I've just finished Malcolm R. Campbell's The Sun Singer and I really enjoyed it. It's the story of Robert Adams, a high school-aged boy, and his gift of precognitive dreams. Although he foresees the tragic death of his best friend's sister, he's unable to prevent it and so he shoves his ability aside, refusing to engage it. When his grandfather dies unexpectedly, Robert resurrects his gifts in order to complete a task left undone by his beloved grandfather. The story has parallel universes, portals, synchronicity, and magic -- all deliciously woven together.

The book's back cover contains this label: Contemporary Mythic Adventure. I quite agree.

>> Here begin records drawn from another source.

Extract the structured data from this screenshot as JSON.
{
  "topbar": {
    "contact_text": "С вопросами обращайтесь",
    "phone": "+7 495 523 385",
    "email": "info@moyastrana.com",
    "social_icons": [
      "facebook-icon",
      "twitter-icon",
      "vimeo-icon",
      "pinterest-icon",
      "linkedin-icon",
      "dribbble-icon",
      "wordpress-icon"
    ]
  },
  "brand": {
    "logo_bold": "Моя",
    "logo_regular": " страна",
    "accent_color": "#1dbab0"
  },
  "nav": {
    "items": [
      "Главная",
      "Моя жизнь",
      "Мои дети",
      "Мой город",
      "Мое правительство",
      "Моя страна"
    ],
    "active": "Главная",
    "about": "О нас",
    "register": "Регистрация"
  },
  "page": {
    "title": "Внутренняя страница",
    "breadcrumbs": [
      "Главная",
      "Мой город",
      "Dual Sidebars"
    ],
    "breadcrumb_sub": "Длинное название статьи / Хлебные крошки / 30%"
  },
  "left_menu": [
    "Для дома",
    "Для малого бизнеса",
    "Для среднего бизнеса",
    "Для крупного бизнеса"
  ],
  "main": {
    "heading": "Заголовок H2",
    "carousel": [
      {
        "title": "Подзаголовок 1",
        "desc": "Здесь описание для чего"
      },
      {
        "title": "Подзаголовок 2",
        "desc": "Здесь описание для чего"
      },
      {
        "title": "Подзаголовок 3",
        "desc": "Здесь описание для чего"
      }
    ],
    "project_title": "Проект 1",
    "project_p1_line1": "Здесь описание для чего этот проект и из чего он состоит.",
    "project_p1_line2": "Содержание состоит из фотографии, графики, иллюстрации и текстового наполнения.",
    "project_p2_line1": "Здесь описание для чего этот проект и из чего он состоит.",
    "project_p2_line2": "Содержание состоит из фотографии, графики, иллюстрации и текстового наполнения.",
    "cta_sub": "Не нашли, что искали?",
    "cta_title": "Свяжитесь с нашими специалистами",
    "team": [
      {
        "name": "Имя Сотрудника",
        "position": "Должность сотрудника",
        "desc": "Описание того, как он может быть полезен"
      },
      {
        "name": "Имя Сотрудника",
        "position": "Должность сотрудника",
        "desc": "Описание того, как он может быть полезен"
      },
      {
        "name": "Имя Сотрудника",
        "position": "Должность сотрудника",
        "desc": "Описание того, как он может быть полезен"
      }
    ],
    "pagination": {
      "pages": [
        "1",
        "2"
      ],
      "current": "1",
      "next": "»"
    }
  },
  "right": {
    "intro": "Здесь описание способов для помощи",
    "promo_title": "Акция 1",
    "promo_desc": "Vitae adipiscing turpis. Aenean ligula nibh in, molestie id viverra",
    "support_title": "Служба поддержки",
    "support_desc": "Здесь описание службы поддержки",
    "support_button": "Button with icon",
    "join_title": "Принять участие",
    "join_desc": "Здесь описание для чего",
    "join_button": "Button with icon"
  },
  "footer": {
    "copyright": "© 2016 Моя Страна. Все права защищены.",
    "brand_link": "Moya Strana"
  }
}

Although I really enjoyed the story, I feel like I have to say a few words about the beginning chapter. I found it awkward, choppy, amateurish, filled with grammatical errors, and full of one-dimensional characters (of which only two get filled out by story's end). There's also this weird script/layout that occurs on page one and shows up periodically throughout the book, where the prose divides into two columns and the text on the left continues in the standard typeface while the text in the right column is italicized. The intent, I believe, is to showcase, simultaneously, two opposing thoughts/reactions of/by one character to a given situation. The result, in my opinion, is so confusing and odd that it does more harm than good. The whole of this chapter was so off-putting that had the story not gotten pretty quickly to the good stuff, i.e., parallel universe, I would've abandoned the read. And speaking of the "good stuff," I found that although the lack of proof reading was still evident (thought instead of though, then instead of than, etc.), there wasn't any of the awkwardness in phrasing or abrupt switching from one speaker to the next that characterized much of the opening chapter. It was very smooth and very engaging, which makes me think Mr. Campbell was really in his element while composing this part of the story. The downside is that it highlights just how disintegrated the opening chapter is with the rest of the book; it makes it feel like an afterthought.